American women are not as healthy as you might expect. A 2013 Institute of Medicine report called “Shorter Lives, Poorer Health” found that even as our life expectancy rises incrementally, we are “dying at younger ages than people in almost all other high income countries,” and the disadvantage is worse for women. A 2013 study of some 2,000 mother-daughter pairs in the U.S. found that the daughters “entered adulthood at greater risk for the development of chronic illness than their mothers.”
To some extent, health disparities are the result of racism and poverty and environmental pollution, and the U.S.'s lack of universal health coverage is a unique driver in the industrialized world. But why are women doing worse than men? In some cases we lack good treatment because of sexism and bias in medical research and treatment. But by some measures, our problem isn't too little access to medical care; it's too much care and the wrong care.

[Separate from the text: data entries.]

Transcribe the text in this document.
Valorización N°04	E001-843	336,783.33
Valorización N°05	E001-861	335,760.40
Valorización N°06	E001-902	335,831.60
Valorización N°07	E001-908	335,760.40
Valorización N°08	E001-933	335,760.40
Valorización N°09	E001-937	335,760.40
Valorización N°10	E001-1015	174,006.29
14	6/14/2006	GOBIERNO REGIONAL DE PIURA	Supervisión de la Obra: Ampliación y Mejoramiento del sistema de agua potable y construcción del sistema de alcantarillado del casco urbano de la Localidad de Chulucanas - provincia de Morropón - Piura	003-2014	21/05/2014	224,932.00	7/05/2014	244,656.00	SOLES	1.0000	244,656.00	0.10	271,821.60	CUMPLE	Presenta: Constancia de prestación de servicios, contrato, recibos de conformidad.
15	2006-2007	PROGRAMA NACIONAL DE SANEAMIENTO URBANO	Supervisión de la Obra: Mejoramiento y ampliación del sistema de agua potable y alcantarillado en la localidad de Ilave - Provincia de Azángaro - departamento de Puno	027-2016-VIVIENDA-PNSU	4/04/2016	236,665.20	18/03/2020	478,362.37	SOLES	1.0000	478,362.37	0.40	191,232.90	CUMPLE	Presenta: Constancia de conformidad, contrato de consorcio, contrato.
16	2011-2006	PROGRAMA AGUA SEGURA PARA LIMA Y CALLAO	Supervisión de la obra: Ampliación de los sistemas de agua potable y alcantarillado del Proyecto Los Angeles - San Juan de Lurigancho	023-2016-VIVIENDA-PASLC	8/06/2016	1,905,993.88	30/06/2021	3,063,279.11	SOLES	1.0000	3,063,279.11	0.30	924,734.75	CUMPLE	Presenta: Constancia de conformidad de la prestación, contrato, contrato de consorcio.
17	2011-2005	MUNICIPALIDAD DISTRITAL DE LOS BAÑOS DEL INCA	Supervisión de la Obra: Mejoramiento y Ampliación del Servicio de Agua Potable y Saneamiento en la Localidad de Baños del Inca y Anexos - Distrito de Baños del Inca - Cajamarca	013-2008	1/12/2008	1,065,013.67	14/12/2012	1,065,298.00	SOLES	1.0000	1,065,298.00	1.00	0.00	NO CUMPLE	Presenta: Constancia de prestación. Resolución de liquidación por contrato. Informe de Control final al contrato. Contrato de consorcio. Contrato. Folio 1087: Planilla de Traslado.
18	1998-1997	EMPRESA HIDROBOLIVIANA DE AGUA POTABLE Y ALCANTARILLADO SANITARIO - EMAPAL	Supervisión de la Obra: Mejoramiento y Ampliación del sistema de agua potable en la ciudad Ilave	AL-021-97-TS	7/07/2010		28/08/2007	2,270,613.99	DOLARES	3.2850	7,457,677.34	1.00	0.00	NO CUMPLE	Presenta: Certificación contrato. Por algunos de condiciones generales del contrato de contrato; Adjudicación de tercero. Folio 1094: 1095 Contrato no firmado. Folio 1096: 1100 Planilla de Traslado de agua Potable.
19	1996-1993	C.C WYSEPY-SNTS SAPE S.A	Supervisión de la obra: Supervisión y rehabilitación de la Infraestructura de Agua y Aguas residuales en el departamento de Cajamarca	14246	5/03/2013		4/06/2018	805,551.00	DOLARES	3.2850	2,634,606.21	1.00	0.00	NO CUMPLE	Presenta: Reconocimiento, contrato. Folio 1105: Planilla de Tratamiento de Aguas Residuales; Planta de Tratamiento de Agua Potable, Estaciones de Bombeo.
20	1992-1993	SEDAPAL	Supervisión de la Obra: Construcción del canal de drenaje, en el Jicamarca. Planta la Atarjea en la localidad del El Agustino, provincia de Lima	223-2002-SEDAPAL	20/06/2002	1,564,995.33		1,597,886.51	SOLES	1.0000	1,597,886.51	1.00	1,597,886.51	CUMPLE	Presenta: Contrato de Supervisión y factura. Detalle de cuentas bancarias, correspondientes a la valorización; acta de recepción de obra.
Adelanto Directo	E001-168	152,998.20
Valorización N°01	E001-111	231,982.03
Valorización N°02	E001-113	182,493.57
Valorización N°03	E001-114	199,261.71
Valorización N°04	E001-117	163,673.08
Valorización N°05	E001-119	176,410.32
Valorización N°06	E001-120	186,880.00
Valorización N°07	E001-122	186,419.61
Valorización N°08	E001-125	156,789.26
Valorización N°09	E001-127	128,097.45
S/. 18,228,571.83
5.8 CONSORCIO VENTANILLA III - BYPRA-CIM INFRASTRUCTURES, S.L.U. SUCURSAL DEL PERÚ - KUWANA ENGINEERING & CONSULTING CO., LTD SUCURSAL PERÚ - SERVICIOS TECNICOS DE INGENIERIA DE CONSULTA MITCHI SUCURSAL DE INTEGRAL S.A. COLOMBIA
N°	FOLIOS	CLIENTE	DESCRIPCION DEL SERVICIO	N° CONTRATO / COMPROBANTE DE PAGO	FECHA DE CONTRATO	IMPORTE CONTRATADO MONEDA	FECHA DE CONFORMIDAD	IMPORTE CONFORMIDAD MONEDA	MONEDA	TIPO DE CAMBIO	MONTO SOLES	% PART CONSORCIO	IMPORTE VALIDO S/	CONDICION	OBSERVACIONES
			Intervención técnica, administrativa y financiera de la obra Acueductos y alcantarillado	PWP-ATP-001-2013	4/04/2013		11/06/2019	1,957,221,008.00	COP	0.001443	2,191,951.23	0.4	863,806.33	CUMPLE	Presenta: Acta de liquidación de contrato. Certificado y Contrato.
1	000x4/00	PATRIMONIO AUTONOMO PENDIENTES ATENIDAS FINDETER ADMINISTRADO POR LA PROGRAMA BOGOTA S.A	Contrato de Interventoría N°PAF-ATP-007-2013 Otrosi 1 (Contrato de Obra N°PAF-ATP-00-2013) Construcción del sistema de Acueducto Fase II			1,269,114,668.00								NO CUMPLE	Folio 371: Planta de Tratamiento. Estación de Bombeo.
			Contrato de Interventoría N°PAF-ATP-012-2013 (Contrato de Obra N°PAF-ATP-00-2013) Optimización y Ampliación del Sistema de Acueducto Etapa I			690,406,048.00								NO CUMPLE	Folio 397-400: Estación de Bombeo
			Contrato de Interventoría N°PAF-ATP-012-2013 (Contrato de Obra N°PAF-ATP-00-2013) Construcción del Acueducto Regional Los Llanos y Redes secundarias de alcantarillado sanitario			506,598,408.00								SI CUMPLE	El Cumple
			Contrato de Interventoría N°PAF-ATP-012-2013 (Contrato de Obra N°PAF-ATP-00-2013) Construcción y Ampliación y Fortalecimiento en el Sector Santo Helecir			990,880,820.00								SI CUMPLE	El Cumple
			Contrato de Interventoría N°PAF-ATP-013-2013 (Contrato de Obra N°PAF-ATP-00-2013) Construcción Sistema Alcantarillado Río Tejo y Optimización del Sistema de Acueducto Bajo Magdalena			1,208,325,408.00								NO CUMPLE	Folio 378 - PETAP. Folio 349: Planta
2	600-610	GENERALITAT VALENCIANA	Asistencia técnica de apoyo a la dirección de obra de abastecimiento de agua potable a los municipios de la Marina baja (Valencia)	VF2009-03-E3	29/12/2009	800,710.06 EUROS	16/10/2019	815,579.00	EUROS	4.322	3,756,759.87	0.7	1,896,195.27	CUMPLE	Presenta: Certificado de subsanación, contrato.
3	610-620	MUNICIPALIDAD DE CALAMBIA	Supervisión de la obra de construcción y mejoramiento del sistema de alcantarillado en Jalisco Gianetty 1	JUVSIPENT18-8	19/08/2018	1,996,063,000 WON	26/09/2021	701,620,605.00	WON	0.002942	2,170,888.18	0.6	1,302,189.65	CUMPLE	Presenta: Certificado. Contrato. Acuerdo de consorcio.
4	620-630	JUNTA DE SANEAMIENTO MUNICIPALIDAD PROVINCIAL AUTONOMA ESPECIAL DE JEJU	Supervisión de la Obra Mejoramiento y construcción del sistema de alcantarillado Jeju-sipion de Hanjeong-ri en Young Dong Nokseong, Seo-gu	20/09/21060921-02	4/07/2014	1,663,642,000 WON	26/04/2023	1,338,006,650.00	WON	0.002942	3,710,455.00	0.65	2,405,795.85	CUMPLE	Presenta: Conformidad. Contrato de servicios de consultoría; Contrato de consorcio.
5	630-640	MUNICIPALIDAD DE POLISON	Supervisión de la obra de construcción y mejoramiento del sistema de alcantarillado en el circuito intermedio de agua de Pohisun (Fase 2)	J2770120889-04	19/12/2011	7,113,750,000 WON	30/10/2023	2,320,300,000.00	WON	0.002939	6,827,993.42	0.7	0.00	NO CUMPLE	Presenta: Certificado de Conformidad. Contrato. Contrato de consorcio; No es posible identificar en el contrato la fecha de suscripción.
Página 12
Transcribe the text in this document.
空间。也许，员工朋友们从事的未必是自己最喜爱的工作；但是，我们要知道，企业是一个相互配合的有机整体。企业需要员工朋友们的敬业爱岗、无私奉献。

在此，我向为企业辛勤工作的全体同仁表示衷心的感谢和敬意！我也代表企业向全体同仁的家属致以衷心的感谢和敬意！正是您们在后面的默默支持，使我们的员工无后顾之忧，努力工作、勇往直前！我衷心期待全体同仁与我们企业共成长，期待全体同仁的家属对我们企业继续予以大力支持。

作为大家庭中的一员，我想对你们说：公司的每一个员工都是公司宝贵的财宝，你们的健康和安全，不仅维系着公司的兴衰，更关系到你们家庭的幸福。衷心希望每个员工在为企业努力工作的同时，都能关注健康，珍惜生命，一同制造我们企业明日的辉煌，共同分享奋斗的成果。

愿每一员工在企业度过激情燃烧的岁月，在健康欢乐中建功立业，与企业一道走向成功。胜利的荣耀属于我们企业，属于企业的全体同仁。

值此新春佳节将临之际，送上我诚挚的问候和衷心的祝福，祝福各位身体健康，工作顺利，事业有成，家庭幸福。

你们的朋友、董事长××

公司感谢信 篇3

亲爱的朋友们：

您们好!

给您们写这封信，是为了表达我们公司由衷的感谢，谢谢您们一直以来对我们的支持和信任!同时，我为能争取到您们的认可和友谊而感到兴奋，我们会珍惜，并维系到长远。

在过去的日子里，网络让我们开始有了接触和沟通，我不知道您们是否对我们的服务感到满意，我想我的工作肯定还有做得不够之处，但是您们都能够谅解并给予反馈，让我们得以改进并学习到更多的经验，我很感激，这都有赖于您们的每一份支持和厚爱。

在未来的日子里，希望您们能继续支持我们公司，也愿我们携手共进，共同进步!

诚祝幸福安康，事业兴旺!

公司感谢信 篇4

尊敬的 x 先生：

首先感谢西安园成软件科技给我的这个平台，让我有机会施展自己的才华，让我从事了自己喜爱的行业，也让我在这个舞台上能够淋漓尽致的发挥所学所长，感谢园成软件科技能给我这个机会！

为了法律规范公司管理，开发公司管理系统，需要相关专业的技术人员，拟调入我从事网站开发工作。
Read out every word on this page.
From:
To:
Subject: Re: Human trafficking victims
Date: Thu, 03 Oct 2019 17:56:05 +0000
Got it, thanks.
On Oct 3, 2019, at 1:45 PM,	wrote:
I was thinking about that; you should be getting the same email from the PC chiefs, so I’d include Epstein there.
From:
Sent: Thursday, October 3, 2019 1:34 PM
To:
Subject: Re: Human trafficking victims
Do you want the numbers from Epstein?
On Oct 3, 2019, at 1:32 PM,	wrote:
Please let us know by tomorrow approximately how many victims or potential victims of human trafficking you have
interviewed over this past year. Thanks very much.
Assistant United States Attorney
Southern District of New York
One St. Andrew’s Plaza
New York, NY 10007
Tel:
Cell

Overtreatment in maternity care has been well documented, as has the mitigating effect of midwifery care. This presentation will describe how typical gynecological care also exposes women to the harms of overtreatment and undertreatment before and after they are in the position to access midwives, and how the risks are greater for women of color. From unnecessary pelvic exams to the ubiquitous prescribing of hormones to the overuse of hysterectomy and other “minimally invasive” surgeries, Jennifer will present research and reporting from her forthcoming book about feminism's unfinished business in women's health and discuss how midwives can reach clients sooner.